These 1 und These 2 ergänzen sich und resultieren beide letztenendes aus dem Umschwung der Welt bzw. der komplett anderen Sicht auf die Welt, welche die Neuzeit mit sich gebracht hat.
Gute Lektüre dazu ist u.a.:
Richard Sennet: Verfall und Ende des öffentlichen Lebens. Die Tyrannei der Intimität
oder auch von Richard Sennett: Der flexible Mensch.

Gruß

Nataraja


PS vielleicht noch etwas zu deinem Argument, dass man von aussen nichts lernen kann: Wir machen seit etwa vierhundert Jaren nichts anderes: Wir lernen und forschen, indem wir eben das Aussen betrachten, und das zu erkennende Objekt strengstens trennen vom erkennenden Subjekt.
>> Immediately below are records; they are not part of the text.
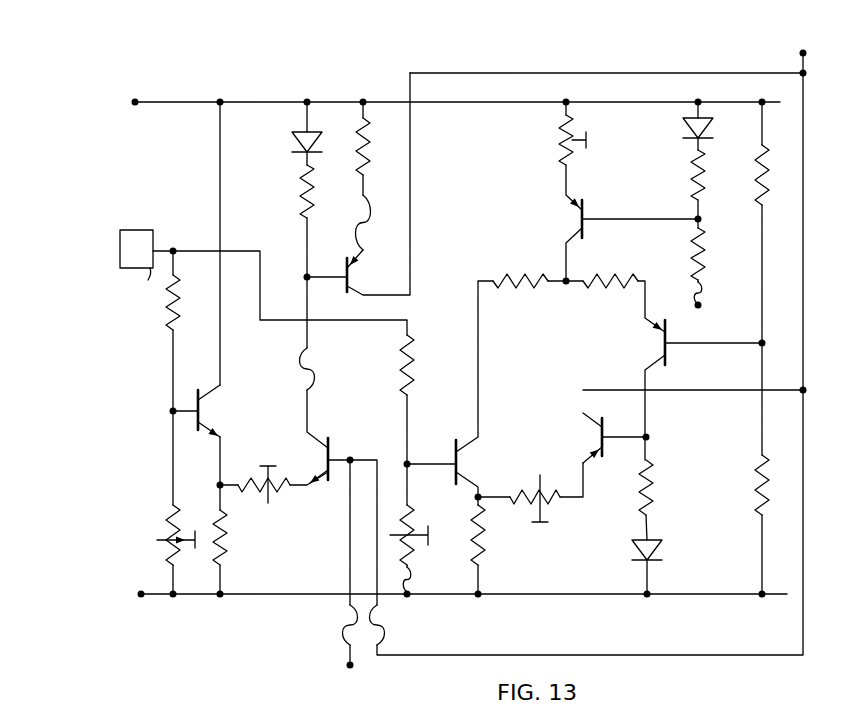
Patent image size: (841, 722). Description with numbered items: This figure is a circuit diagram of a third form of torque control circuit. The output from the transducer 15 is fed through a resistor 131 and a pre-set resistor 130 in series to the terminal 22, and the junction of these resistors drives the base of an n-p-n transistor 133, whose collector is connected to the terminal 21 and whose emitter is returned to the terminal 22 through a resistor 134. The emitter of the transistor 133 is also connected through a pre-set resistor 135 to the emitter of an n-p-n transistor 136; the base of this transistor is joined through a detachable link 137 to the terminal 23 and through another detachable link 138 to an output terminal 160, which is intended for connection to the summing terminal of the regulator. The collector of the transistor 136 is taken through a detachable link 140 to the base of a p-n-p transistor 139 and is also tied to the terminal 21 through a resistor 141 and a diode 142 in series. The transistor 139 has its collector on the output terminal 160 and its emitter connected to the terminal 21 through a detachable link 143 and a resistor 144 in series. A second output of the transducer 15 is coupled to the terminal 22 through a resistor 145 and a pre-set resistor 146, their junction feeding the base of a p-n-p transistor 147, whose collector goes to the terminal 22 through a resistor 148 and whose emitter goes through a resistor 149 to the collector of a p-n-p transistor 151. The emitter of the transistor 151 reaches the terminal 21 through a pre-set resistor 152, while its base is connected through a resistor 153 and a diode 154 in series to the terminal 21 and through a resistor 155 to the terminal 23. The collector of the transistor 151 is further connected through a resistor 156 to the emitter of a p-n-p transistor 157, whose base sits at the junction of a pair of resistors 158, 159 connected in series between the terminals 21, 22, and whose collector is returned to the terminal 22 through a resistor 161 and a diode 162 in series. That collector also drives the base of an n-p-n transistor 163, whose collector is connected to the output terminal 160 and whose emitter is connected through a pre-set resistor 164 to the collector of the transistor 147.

The transducer 15 is at (145, 236).
The terminal 21 is at (136, 100).
The terminal 22 is at (145, 600).
The terminal 23 is at (355, 668).
The pre-set resistor 130 is at (167, 511).
The resistor 131 is at (170, 315).
The n-p-n transistor 133 is at (215, 407).
The resistor 134 is at (228, 550).
The pre-set resistor 135 is at (272, 490).
The n-p-n transistor 136 is at (331, 447).
The detachable link 137 is at (340, 630).
The detachable link 138 is at (385, 623).
The p-n-p transistor 139 is at (343, 262).
The detachable link 140 is at (311, 375).
The resistor 141 is at (301, 194).
The diode 142 is at (290, 137).
The detachable link 143 is at (377, 216).
The resistor 144 is at (372, 148).
The resistor 145 is at (415, 348).
The pre-set resistor 146 is at (424, 550).
The p-n-p transistor 147 is at (468, 447).
The resistor 148 is at (483, 555).
The resistor 149 is at (545, 289).
The p-n-p transistor 151 is at (574, 219).
The pre-set resistor 152 is at (572, 138).
The resistor 153 is at (688, 171).
The diode 154 is at (703, 118).
The resistor 155 is at (688, 253).
The resistor 156 is at (629, 290).
The p-n-p transistor 157 is at (655, 346).
The resistor 158 is at (766, 200).
The resistor 159 is at (755, 470).
The output terminal 160 is at (801, 52).
The resistor 161 is at (652, 482).
The diode 162 is at (657, 548).
The n-p-n transistor 163 is at (596, 437).
The pre-set resistor 164 is at (555, 500).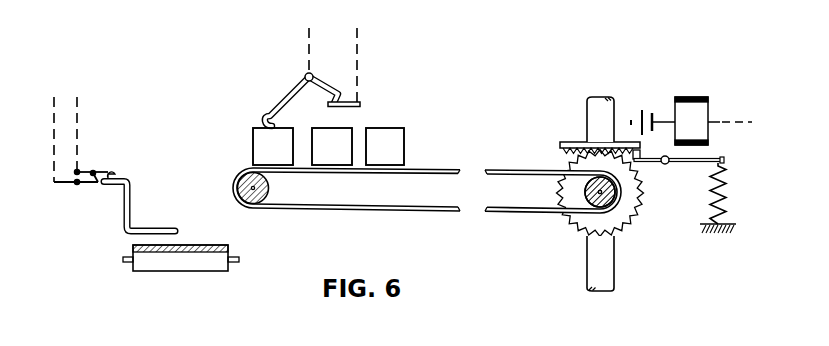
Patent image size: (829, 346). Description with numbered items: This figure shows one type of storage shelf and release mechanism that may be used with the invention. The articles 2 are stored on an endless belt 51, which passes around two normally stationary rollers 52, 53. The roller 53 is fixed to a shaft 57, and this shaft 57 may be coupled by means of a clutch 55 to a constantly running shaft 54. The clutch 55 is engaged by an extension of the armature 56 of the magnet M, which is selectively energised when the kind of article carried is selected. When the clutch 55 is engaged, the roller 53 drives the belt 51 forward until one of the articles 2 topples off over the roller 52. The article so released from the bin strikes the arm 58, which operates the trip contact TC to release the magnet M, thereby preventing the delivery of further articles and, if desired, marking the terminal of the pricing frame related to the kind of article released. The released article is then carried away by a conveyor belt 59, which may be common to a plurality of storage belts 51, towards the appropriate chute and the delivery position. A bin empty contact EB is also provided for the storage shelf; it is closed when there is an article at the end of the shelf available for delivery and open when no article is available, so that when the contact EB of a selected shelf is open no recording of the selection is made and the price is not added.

Wir sind niemals das zu untersuchende Dings. Und eben deswegen kan ich dir sagen, dass ich die Story mit dem Christentum sehr wohl begriffen habe, und das sogar noch in vielerlei Variationen; wobei die gröbste Variation die des katholischen und des evangelischen Christentums ist.
"... denn die einzige Wahrheit heißt: lernen, sich von der krankhaften Leidenschaft für die Wahrheit zu befreien."
(Umberto Eco: Der Name der Rose; S. 624)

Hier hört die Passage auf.